No. 11207. Dewoitine D.371
Photograph from service historique de l’armée de l’air

 Dewoitine D.371

03/31/2012. Remarks by Johan Visschedijk: "Transferred by the Société Aéronautique Française-Avions Dewoitine to the Lioré et Olivier (LeO) concern owing to the workload imposed on the parent company by the D.50bis (future D.500), the D.37 (later D.370) was a private venture contender in the 1930 C1 program. The prototype, flown on October 1, 1931, was powered by a 700 hp Gnome-Rhone 14Kbrs Mistral Major fourteen-cylinder two-row radial. It was subsequently subjected to an extensive series of modifications: the 14Kbrs engine gave place to a 800 hp 14Kds; the engine cowling was changed; the undercarriage was redesigned, and the wing introduced dihedral and reduced chord.

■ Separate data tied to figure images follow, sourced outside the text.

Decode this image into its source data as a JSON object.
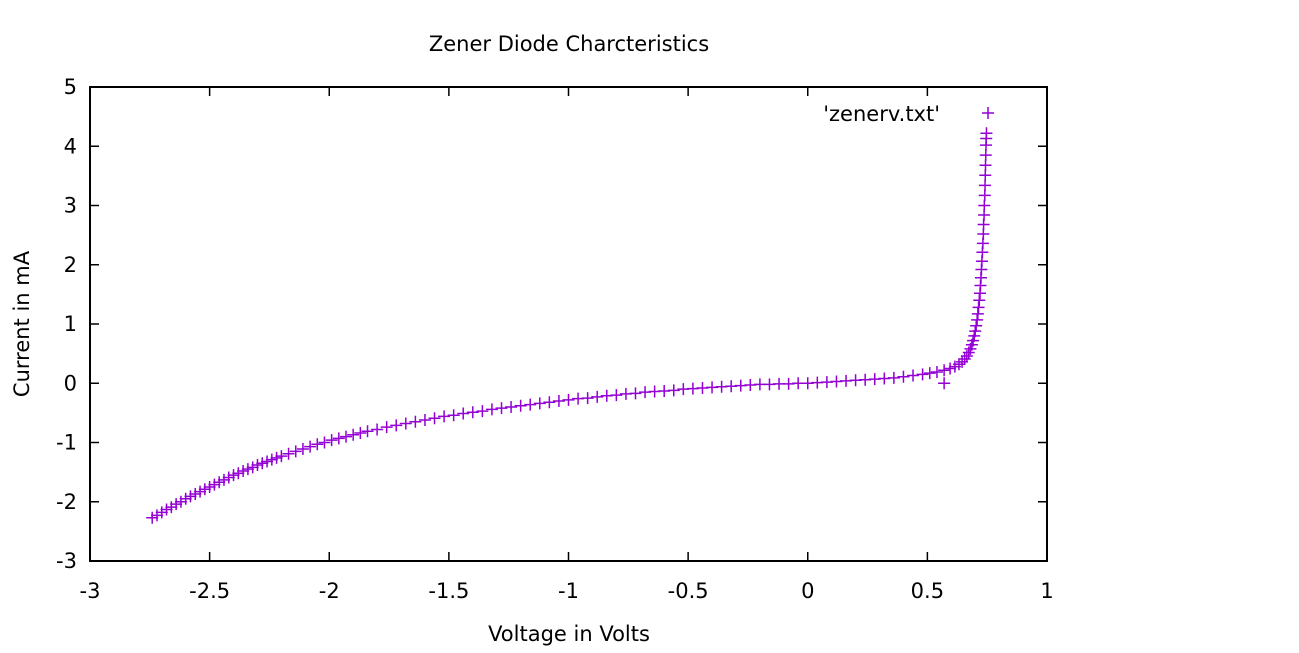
{
  "chart_data": {
    "type": "scatter",
    "title": "Zener Diode Charcteristics",
    "xlabel": "Voltage in Volts",
    "ylabel": "Current in mA",
    "xlim": [
      -3,
      1
    ],
    "ylim": [
      -3,
      5
    ],
    "grid": false,
    "legend_position": "top-right",
    "marker": "plus",
    "x_ticks": [
      "-3",
      "-2.5",
      "-2",
      "-1.5",
      "-1",
      "-0.5",
      "0",
      "0.5",
      "1"
    ],
    "y_ticks": [
      "5",
      "4",
      "3",
      "2",
      "1",
      "0",
      "-1",
      "-2",
      "-3"
    ],
    "series": [
      {
        "name": "'zenerv.txt'",
        "color": "#9400d3",
        "points": [
          {
            "x": -2.74,
            "y": -2.27
          },
          {
            "x": -2.72,
            "y": -2.23
          },
          {
            "x": -2.7,
            "y": -2.18
          },
          {
            "x": -2.68,
            "y": -2.13
          },
          {
            "x": -2.66,
            "y": -2.09
          },
          {
            "x": -2.64,
            "y": -2.04
          },
          {
            "x": -2.62,
            "y": -2.0
          },
          {
            "x": -2.6,
            "y": -1.95
          },
          {
            "x": -2.58,
            "y": -1.91
          },
          {
            "x": -2.56,
            "y": -1.87
          },
          {
            "x": -2.54,
            "y": -1.83
          },
          {
            "x": -2.52,
            "y": -1.79
          },
          {
            "x": -2.5,
            "y": -1.75
          },
          {
            "x": -2.48,
            "y": -1.71
          },
          {
            "x": -2.46,
            "y": -1.67
          },
          {
            "x": -2.44,
            "y": -1.63
          },
          {
            "x": -2.42,
            "y": -1.59
          },
          {
            "x": -2.4,
            "y": -1.55
          },
          {
            "x": -2.38,
            "y": -1.52
          },
          {
            "x": -2.36,
            "y": -1.48
          },
          {
            "x": -2.34,
            "y": -1.45
          },
          {
            "x": -2.32,
            "y": -1.42
          },
          {
            "x": -2.3,
            "y": -1.38
          },
          {
            "x": -2.28,
            "y": -1.35
          },
          {
            "x": -2.26,
            "y": -1.32
          },
          {
            "x": -2.24,
            "y": -1.29
          },
          {
            "x": -2.22,
            "y": -1.26
          },
          {
            "x": -2.2,
            "y": -1.23
          },
          {
            "x": -2.17,
            "y": -1.19
          },
          {
            "x": -2.14,
            "y": -1.15
          },
          {
            "x": -2.11,
            "y": -1.11
          },
          {
            "x": -2.08,
            "y": -1.07
          },
          {
            "x": -2.05,
            "y": -1.03
          },
          {
            "x": -2.02,
            "y": -1.0
          },
          {
            "x": -1.99,
            "y": -0.96
          },
          {
            "x": -1.96,
            "y": -0.93
          },
          {
            "x": -1.93,
            "y": -0.9
          },
          {
            "x": -1.9,
            "y": -0.87
          },
          {
            "x": -1.87,
            "y": -0.84
          },
          {
            "x": -1.84,
            "y": -0.81
          },
          {
            "x": -1.8,
            "y": -0.78
          },
          {
            "x": -1.76,
            "y": -0.74
          },
          {
            "x": -1.72,
            "y": -0.71
          },
          {
            "x": -1.68,
            "y": -0.68
          },
          {
            "x": -1.64,
            "y": -0.65
          },
          {
            "x": -1.6,
            "y": -0.62
          },
          {
            "x": -1.56,
            "y": -0.59
          },
          {
            "x": -1.52,
            "y": -0.56
          },
          {
            "x": -1.48,
            "y": -0.54
          },
          {
            "x": -1.44,
            "y": -0.51
          },
          {
            "x": -1.4,
            "y": -0.49
          },
          {
            "x": -1.36,
            "y": -0.47
          },
          {
            "x": -1.32,
            "y": -0.44
          },
          {
            "x": -1.28,
            "y": -0.42
          },
          {
            "x": -1.24,
            "y": -0.4
          },
          {
            "x": -1.2,
            "y": -0.38
          },
          {
            "x": -1.16,
            "y": -0.36
          },
          {
            "x": -1.12,
            "y": -0.34
          },
          {
            "x": -1.08,
            "y": -0.32
          },
          {
            "x": -1.04,
            "y": -0.3
          },
          {
            "x": -1.0,
            "y": -0.28
          },
          {
            "x": -0.96,
            "y": -0.26
          },
          {
            "x": -0.92,
            "y": -0.25
          },
          {
            "x": -0.88,
            "y": -0.23
          },
          {
            "x": -0.84,
            "y": -0.21
          },
          {
            "x": -0.8,
            "y": -0.2
          },
          {
            "x": -0.76,
            "y": -0.18
          },
          {
            "x": -0.72,
            "y": -0.17
          },
          {
            "x": -0.68,
            "y": -0.15
          },
          {
            "x": -0.64,
            "y": -0.14
          },
          {
            "x": -0.6,
            "y": -0.13
          },
          {
            "x": -0.56,
            "y": -0.12
          },
          {
            "x": -0.52,
            "y": -0.1
          },
          {
            "x": -0.48,
            "y": -0.09
          },
          {
            "x": -0.44,
            "y": -0.08
          },
          {
            "x": -0.4,
            "y": -0.07
          },
          {
            "x": -0.36,
            "y": -0.06
          },
          {
            "x": -0.32,
            "y": -0.05
          },
          {
            "x": -0.28,
            "y": -0.04
          },
          {
            "x": -0.24,
            "y": -0.03
          },
          {
            "x": -0.2,
            "y": -0.02
          },
          {
            "x": -0.16,
            "y": -0.02
          },
          {
            "x": -0.12,
            "y": -0.01
          },
          {
            "x": -0.08,
            "y": -0.01
          },
          {
            "x": -0.04,
            "y": 0.0
          },
          {
            "x": 0.0,
            "y": 0.0
          },
          {
            "x": 0.04,
            "y": 0.01
          },
          {
            "x": 0.08,
            "y": 0.02
          },
          {
            "x": 0.12,
            "y": 0.03
          },
          {
            "x": 0.16,
            "y": 0.04
          },
          {
            "x": 0.2,
            "y": 0.05
          },
          {
            "x": 0.24,
            "y": 0.06
          },
          {
            "x": 0.28,
            "y": 0.07
          },
          {
            "x": 0.32,
            "y": 0.08
          },
          {
            "x": 0.36,
            "y": 0.09
          },
          {
            "x": 0.4,
            "y": 0.11
          },
          {
            "x": 0.44,
            "y": 0.13
          },
          {
            "x": 0.48,
            "y": 0.15
          },
          {
            "x": 0.51,
            "y": 0.17
          },
          {
            "x": 0.54,
            "y": 0.19
          },
          {
            "x": 0.57,
            "y": 0.22
          },
          {
            "x": 0.595,
            "y": 0.25
          },
          {
            "x": 0.615,
            "y": 0.28
          },
          {
            "x": 0.632,
            "y": 0.32
          },
          {
            "x": 0.645,
            "y": 0.36
          },
          {
            "x": 0.656,
            "y": 0.41
          },
          {
            "x": 0.665,
            "y": 0.46
          },
          {
            "x": 0.673,
            "y": 0.52
          },
          {
            "x": 0.68,
            "y": 0.58
          },
          {
            "x": 0.686,
            "y": 0.65
          },
          {
            "x": 0.691,
            "y": 0.72
          },
          {
            "x": 0.696,
            "y": 0.8
          },
          {
            "x": 0.7,
            "y": 0.88
          },
          {
            "x": 0.704,
            "y": 0.97
          },
          {
            "x": 0.708,
            "y": 1.07
          },
          {
            "x": 0.711,
            "y": 1.17
          },
          {
            "x": 0.714,
            "y": 1.28
          },
          {
            "x": 0.717,
            "y": 1.4
          },
          {
            "x": 0.72,
            "y": 1.52
          },
          {
            "x": 0.722,
            "y": 1.65
          },
          {
            "x": 0.724,
            "y": 1.78
          },
          {
            "x": 0.726,
            "y": 1.92
          },
          {
            "x": 0.728,
            "y": 2.06
          },
          {
            "x": 0.73,
            "y": 2.21
          },
          {
            "x": 0.732,
            "y": 2.36
          },
          {
            "x": 0.734,
            "y": 2.52
          },
          {
            "x": 0.735,
            "y": 2.68
          },
          {
            "x": 0.737,
            "y": 2.84
          },
          {
            "x": 0.738,
            "y": 3.0
          },
          {
            "x": 0.74,
            "y": 3.17
          },
          {
            "x": 0.741,
            "y": 3.34
          },
          {
            "x": 0.742,
            "y": 3.51
          },
          {
            "x": 0.743,
            "y": 3.68
          },
          {
            "x": 0.744,
            "y": 3.85
          },
          {
            "x": 0.745,
            "y": 4.02
          },
          {
            "x": 0.746,
            "y": 4.13
          },
          {
            "x": 0.747,
            "y": 4.22
          },
          {
            "x": 0.57,
            "y": 0.0
          }
        ]
      }
    ]
  }
}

Yet more redesign was embodied by a second prototype, the D.371, which appeared late February 1934. For the Armee de l'Air 28 D.371s were ordered with the 930 hp 14Kfs engine, and an armament of four underwing 0.295 in (7.5 mm) MAC 34 machineguns. Fourteen were ordered by Lithuania, and these, having two synchronized 0.303 in (7.7 mm) Browning guns in the fuselage and two Darne guns of similar caliber in the wings, were designated D.372s. Twenty were ordered for the Aeronautique Navale as D.373s, these having flotation gear, an 11.81 in (30 cm) reduction in wing span and an armament of four Darne guns within the wing. A further 25 ordered for this service with aft-folding wings were designated as D.376s.

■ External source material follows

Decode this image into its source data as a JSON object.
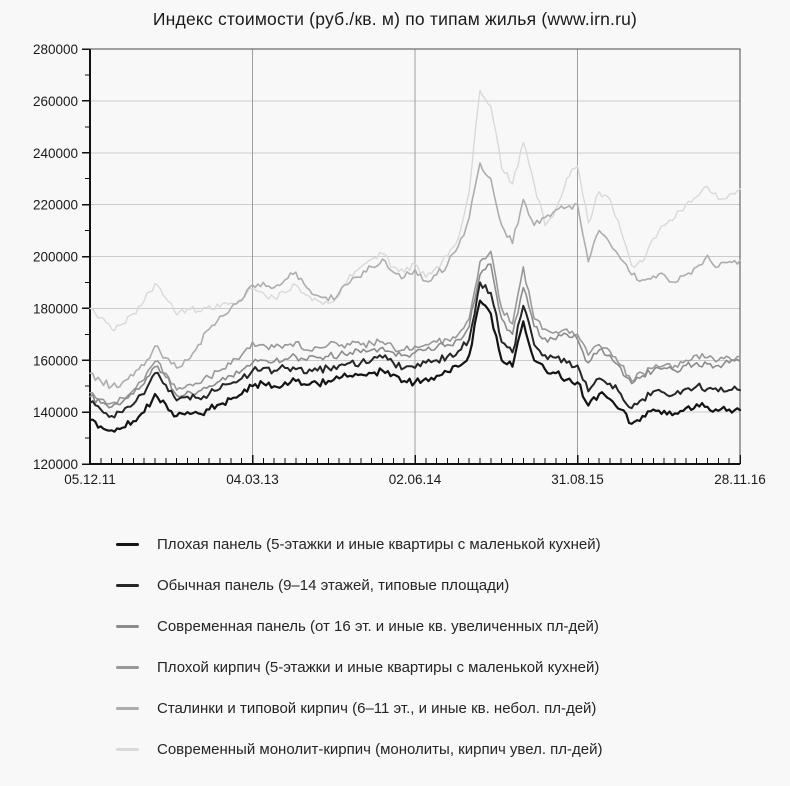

The last D.371 left the factory at the end of December 1935, the Armee de l'Air fighters following the Navy's D.373s. The Lithuanian government meanwhile relinquished its D.372s in favor of D.501s, the former being sold to the Spanish Republican government and ferried to Spain during August 1936, where they were later joined by ten of the 28 Armee de l'Air D.371s. The remaining D.371s equipped an escadrille at Bizerte, Tunis, until 1939, but were little flown owing to constant problems with their engines. The D.373s and D.376s of the Aeronautique Navale suffered similarly, and by September 1939, only thirteen D.373s and nine D.376s were on strength, all being withdrawn before the year's end."